Liste des décisions actées par le directeur académique des services des Côtes-d’Armor à la fin de ce CTSD en audio-conférence. À lire ci-dessous, le compte rendu de l’instance et la déclaration liminaire du SNUipp-FSU 22...

Le SNUipp-FSU 22 a à nouveau demandé un moratoire total sur les fermetures et revendiqué la satisfaction de tous les besoins nécessaires.

Décisions pour la carte scolaire de rentrée 2019 1er degré public

OUVERTURES

Écoles maternelles :

  • Plérin Harel de la Noë (+0,5 poste)

Écoles primaires :

  • Beaussais-sur-Mer (+1 poste)
  • Trémeur (+1)
  • Plélan-le-Petit (+1)
  • Trégrom (+0,5 poste)
  • Gausson (+0,5)
  • La Méaugon (+0,5)

RPI

  • Saint-Potan/Ruca (+1 poste)
  • Saint-Rieul/Plédéliac (+1 poste)

Classes bilingues :

  • Prat (+1 poste : ouverture de filière bilingue)
  • Ploubezre (+1 poste : ouverture de filière bilingue)
  • Guerlédan (+0,5 poste)
  • Saint-Brieuc Poutrin (+0,5 poste)
  • Plérin Harel de la Noë maternelle (+0,5 poste)

Créations de Grandes sections dédoublées en REP :

  • Plémet (+0,5 poste)
  • La Prénessaye (+0,5)
  • Plédran les côteaux (+0,5)

Ouvertures d’autres types de poste

  • Ouverture d’un ETP (équivalent temps plein) UEMA* rattaché à l’école primaire Kroas Hent à Lannion
    * UEMA : Unité d’Enseignement en Maternelle Autisme
  • Ouverture de 0,5 ETP poste EANA* itinérant rattaché à l"école Cesson croix rouge à St Brieuc Croix
    EANA : Élèves Allophones Nouvellement Arrivés

FERMETURES

Écoles primaires :

  • Dinan La Garaye (-1)
  • Guingamp François Leizour (-1)
  • Lannion Kroas Hent (-1)

Classes bilingues :

Saint-Brieuc Grand Clos Maternelle (-0.5 poste)

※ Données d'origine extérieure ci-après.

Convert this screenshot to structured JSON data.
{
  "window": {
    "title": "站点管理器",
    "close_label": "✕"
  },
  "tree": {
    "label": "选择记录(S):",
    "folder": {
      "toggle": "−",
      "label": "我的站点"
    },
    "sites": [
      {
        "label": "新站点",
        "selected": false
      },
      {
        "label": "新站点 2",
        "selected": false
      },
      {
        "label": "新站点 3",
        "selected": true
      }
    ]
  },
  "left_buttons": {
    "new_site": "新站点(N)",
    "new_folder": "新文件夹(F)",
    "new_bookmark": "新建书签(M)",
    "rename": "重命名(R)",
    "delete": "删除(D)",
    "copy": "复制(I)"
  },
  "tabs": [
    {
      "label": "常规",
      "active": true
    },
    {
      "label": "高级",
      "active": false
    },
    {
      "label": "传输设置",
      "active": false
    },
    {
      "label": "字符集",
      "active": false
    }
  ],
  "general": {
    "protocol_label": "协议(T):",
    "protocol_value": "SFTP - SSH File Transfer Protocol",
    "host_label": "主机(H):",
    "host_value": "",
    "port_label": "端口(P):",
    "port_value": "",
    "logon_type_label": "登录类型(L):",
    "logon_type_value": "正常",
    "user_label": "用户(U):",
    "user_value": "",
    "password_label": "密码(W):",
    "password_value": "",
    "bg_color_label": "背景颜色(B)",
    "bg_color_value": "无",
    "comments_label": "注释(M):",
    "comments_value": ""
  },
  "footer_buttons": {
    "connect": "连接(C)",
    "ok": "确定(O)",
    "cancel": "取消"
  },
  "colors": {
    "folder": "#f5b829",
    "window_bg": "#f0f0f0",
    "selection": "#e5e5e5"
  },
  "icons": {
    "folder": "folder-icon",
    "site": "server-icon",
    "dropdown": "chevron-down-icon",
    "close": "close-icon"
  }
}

PDMQDC (Plus de maîtres que de classes) :

  • Merdrignac (-1)
  • Callac (-1)
    Il s’agit des fermetures des deux derniers postes de PDMQDC qui restaient dans notre département. Le SNUipp-FSU 22 s’est opposé à l’extinction de ce dispositif plebiscité par la profession.

AUTRES MESURES DE FERMETURE DE POSTE :

  • Accompagnement à la ruralité (-1 poste) : selon la DSDEN, ce poste sera "financé en moyens provisoires"
  • Mission PEAC [Arts et culture] (-1,5 poste)
  • Décharges pour mission de coordination de PIAL (-2 postes)
    PIAL : Pôle inclusif d’accompagnement localisé créés pour "optimiser" le temps de travail des accompagnant.es d’élève en situation de handicap

Évolutions ou transferts d’autres types de postes

  • 1 ETP de CPC maternelle transformé en 1 ETP de CPD Français/Maternelle
    CPC et CPD : Conseiller.e Pédagogique de Circonscription ou Départemental.e
  • Transfert d’une des deux ULIS de l’école Mathurin Méheut de Lamballe vers l’école primaire Beaulieu de Lamballe
    ULIS : Unité Localisée pourr l’Inclusion Scolaire

Modifications de rattachement de postes RASED

  • 0,5 ETP de RASED E (de Trégastel) qui sera déplacé pour être rattaché en 2020 à Plestin-les-Grèves
  • 1 ETP de RASED E (de Quintin) qui sera déplacé pour être rattaché en 2020 à Plœuc-sur-Lié

Vote sur le projet de mesures

Contre (6 voix)
FSU : 3 contre
FO : 2 contre
CGT : 1 contre

Absentions (4 voix) FSU : 2 UNSA : 1 CFDT : 1


Compte rendu de l’instance

Après les lectures des déclarations préalables (cf celle du SNUipp-FSU 22 ci-dessous), l’IA-DASEN a répondu aux interpellations.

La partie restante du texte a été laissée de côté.